A Federação Europeia dos Bancos Alimentares também teve uma palavra a dizer em relação ao desperdício. A presidente, Isabel Jonet, revelou que um quarto da população mundial vive no limiar da pobreza e que “a luta contra o desperdício faz-se recuperando os excedentes e distribuindo-os pelos mais carenciados”. Os 21 Bancos Alimentares distribuem “28 mil toneladas de alimentos pelas 2 400 instituições associadas. Apenas 12% dos produtos provêm das campanhas de solidariedade”. Isabel Jonet volta a puxar o tema do desperdício nos lares, afirmando que “é na educação que tudo começa e acaba”. A sugestão deixada pela gestora passa por coimas que sejam aplicadas quando as famílias não aproveitam os alimentos. O Banco Alimentar tem, “há já 10 anos, planos de educação nas escolas”.
Estado deve intervir?
O presidente da CONFAGRI, Manuel dos Santos Gomes, deixou a ideia da necessidade de haver uma política de valorização da produção nacional e que “o Estado deve intervir através de estratégias de consumo regionais e locais”.
Neste sentido, o presidente do Conselho de Administração Executivo da Caixa Central de Crédito Agrícola evidenciou a importância da banca no apoio aos agricultores. Licínio Pina afirmou que “dos bancos de retalho espera-se uma participação activa na disseminação de conhecimento prático, na utilização dos fundos comunitários, que integram o Programa Horizonte 2020, e no apoio a projectos de investimento sustentáveis e inovadores para a optimização dos excedentes e resíduos alimentares”.
O evento terminou com a assinatura do Guia “Desperdício Alimentar – Um compromisso de todos!”, apresentado pela Ministra da Agricultura e do Mar, Assunção Cristas. O documento prevê um conjunto de acções que garantam a potencial redução do desperdício alimentar, ao longo de toda a cadeia.
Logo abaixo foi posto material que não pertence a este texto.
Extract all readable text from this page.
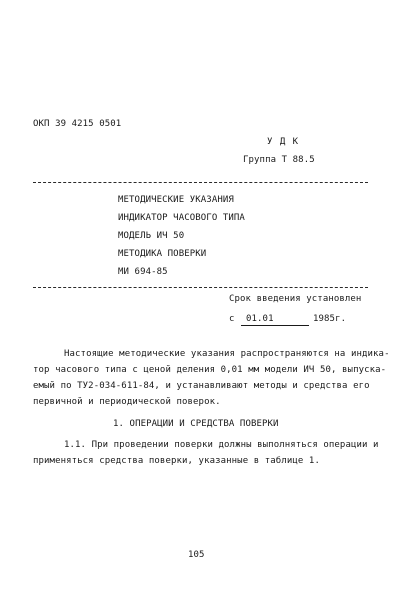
ОКП 39 4215 0501
У Д К
Группа Т 88.5
МЕТОДИЧЕСКИЕ УКАЗАНИЯ
ИНДИКАТОР ЧАСОВОГО ТИПА
МОДЕЛЬ ИЧ 50
МЕТОДИКА ПОВЕРКИ
МИ 694-85
Срок введения установлен
с 01.01	1985г.
Настоящие методические указания распространяются на индика-
тор часового типа с ценой деления 0,01 мм модели ИЧ 50, выпуска-
емый по ТУ2-034-611-84, и устанавливают методы и средства его
первичной и периодической поверок.
1. ОПЕРАЦИИ И СРЕДСТВА ПОВЕРКИ
1.1. При проведении поверки должны выполняться операции и
применяться средства поверки, указанные в таблице 1.
105
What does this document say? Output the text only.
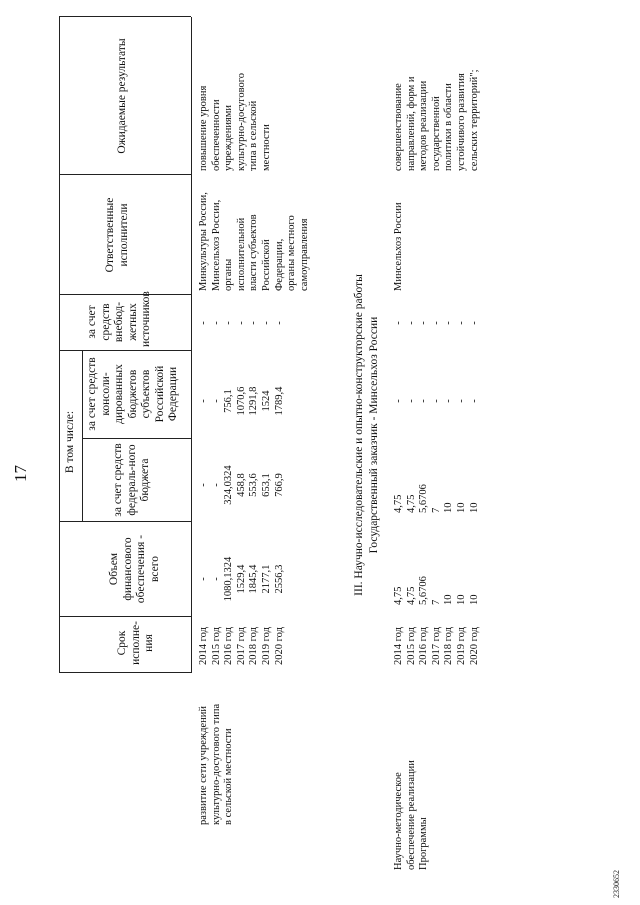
17
2330652
Срок исполне-ния
Объем финансового обеспечения - всего
В том числе:
за счет средств федераль-ного бюджета
за счет средств консоли-дированных бюджетов субъектов Российской Федерации
за счет средств внебюд-жетных источников
Ответственные исполнители
Ожидаемые результаты
развитие сети учреждений культурно-досугового типа в сельской местности
2014 год 2015 год 2016 год 2017 год 2018 год 2019 год 2020 год
- - 1080,1324 1529,4 1845,4 2177,1 2556,3
- - 324,0324 458,8 553,6 653,1 766,9
- - 756,1 1070,6 1291,8 1524 1789,4
- - - - - - -
Минкультуры России, Минсельхоз России, органы исполнительной власти субъектов Российской Федерации, органы местного самоуправления
повышение уровня обеспеченности учреждениями культурно-досугового типа в сельской местности
III. Научно-исследовательские и опытно-конструкторские работы Государственный заказчик - Минсельхоз России
Научно-методическое обеспечение реализации Программы
2014 год 2015 год 2016 год 2017 год 2018 год 2019 год 2020 год
4,75 4,75 5,6706 7 10 10 10
4,75 4,75 5,6706 7 10 10 10
- - - - - - -
- - - - - - -
Минсельхоз России
совершенствование направлений, форм и методов реализации государственной политики в области устойчивого развития сельских территорий";
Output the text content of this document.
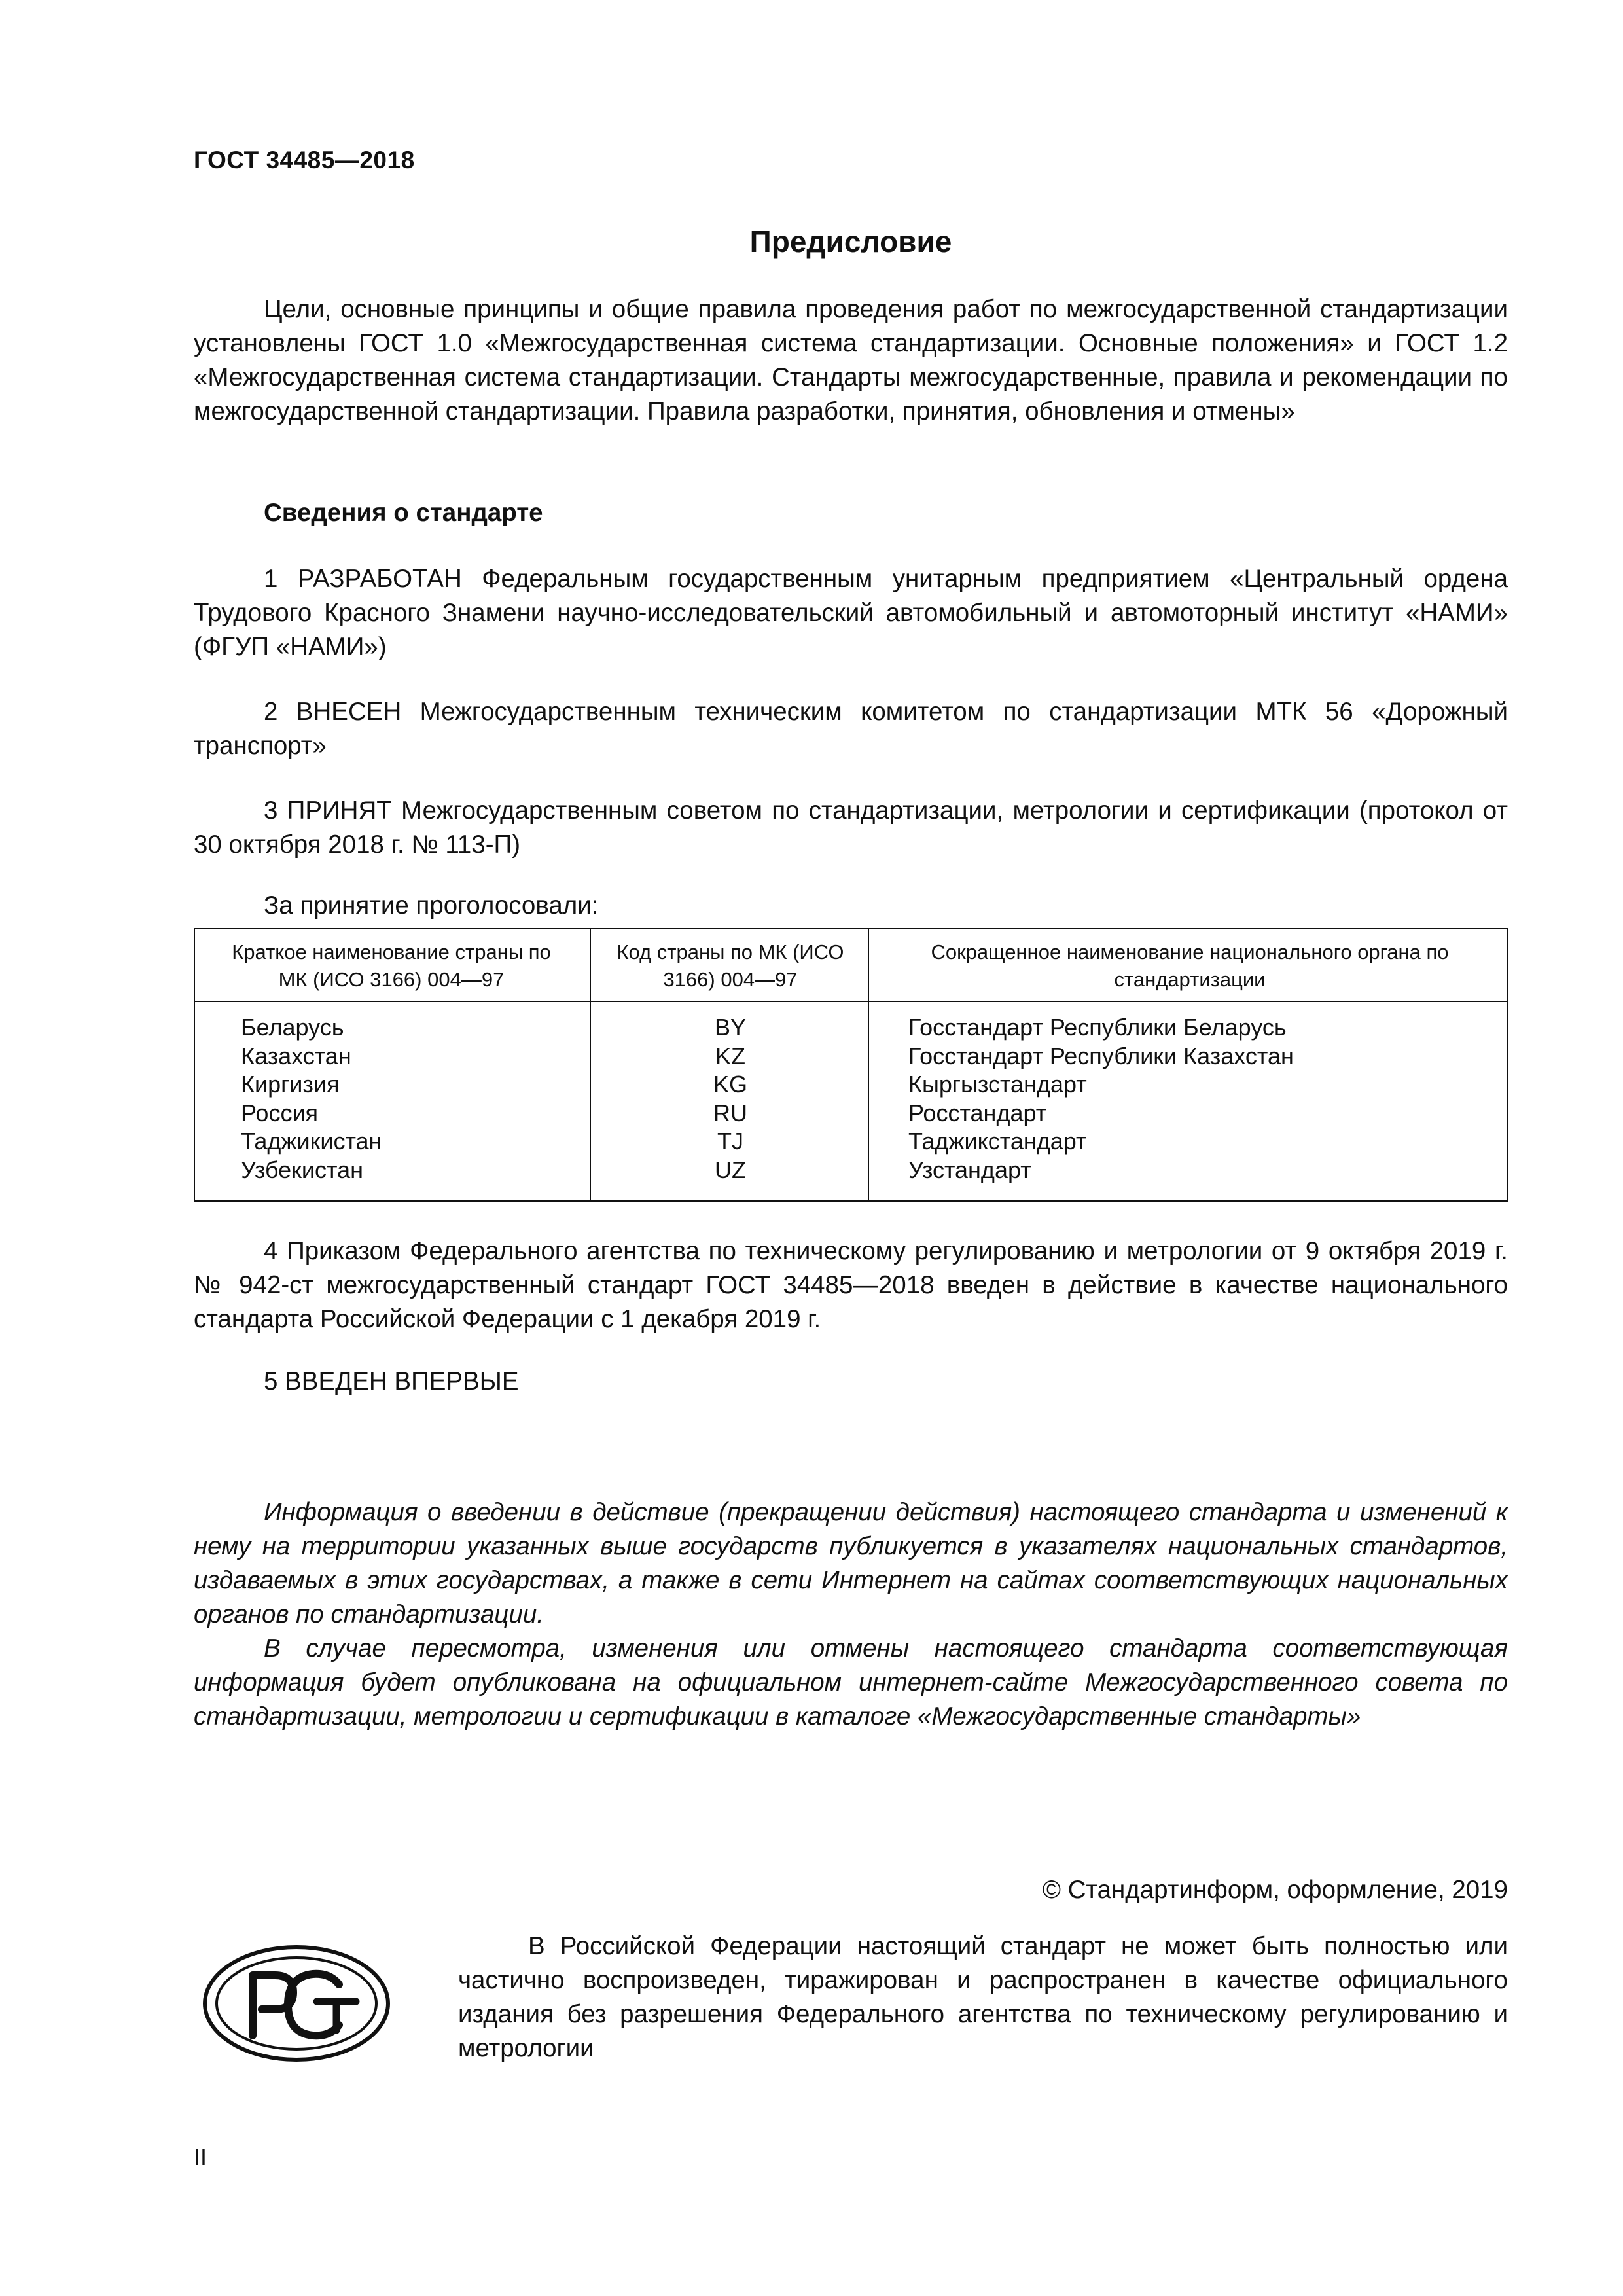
ГОСТ 34485—2018
Предисловие

Цели, основные принципы и общие правила проведения работ по межгосударственной стандартизации установлены ГОСТ 1.0 «Межгосударственная система стандартизации. Основные положения» и ГОСТ 1.2 «Межгосударственная система стандартизации. Стандарты межгосударственные, правила и рекомендации по межгосударственной стандартизации. Правила разработки, принятия, обновления и отмены»

Сведения о стандарте

1 РАЗРАБОТАН Федеральным государственным унитарным предприятием «Центральный ордена Трудового Красного Знамени научно-исследовательский автомобильный и автомоторный институт «НАМИ» (ФГУП «НАМИ»)

2 ВНЕСЕН Межгосударственным техническим комитетом по стандартизации МТК 56 «Дорожный транспорт»

3 ПРИНЯТ Межгосударственным советом по стандартизации, метрологии и сертификации (протокол от 30 октября 2018 г. № 113-П)

За принятие проголосовали:
Краткое наименование страны по МК (ИСО 3166) 004—97
Код страны по МК (ИСО 3166) 004—97
Сокращенное наименование национального органа по стандартизации
Беларусь
Казахстан
Киргизия
Россия
Таджикистан
Узбекистан
BY
KZ
KG
RU
TJ
UZ
Госстандарт Республики Беларусь
Госстандарт Республики Казахстан
Кыргызстандарт
Росстандарт
Таджикстандарт
Узстандарт

4 Приказом Федерального агентства по техническому регулированию и метрологии от 9 октября 2019 г. № 942-ст межгосударственный стандарт ГОСТ 34485—2018 введен в действие в качестве национального стандарта Российской Федерации с 1 декабря 2019 г.

5 ВВЕДЕН ВПЕРВЫЕ

Информация о введении в действие (прекращении действия) настоящего стандарта и изменений к нему на территории указанных выше государств публикуется в указателях национальных стандартов, издаваемых в этих государствах, а также в сети Интернет на сайтах соответствующих национальных органов по стандартизации.

В случае пересмотра, изменения или отмены настоящего стандарта соответствующая информация будет опубликована на официальном интернет-сайте Межгосударственного совета по стандартизации, метрологии и сертификации в каталоге «Межгосударственные стандарты»

© Стандартинформ, оформление, 2019

В Российской Федерации настоящий стандарт не может быть полностью или частично воспроизведен, тиражирован и распространен в качестве официального издания без разрешения Федерального агентства по техническому регулированию и метрологии

II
Todos os que estiveram presentes no evento contra o desperdício alimentar, representando a agricultura, indústria, distribuição e, ainda, a Associação Nacional de Municípios Portugueses e entidades ligadas à educação, economia, saúde, agricultura e solidariedade social, subscreveram o documento, no qual assumiram o compromisso de contribuir para um futuro sem desperdícios.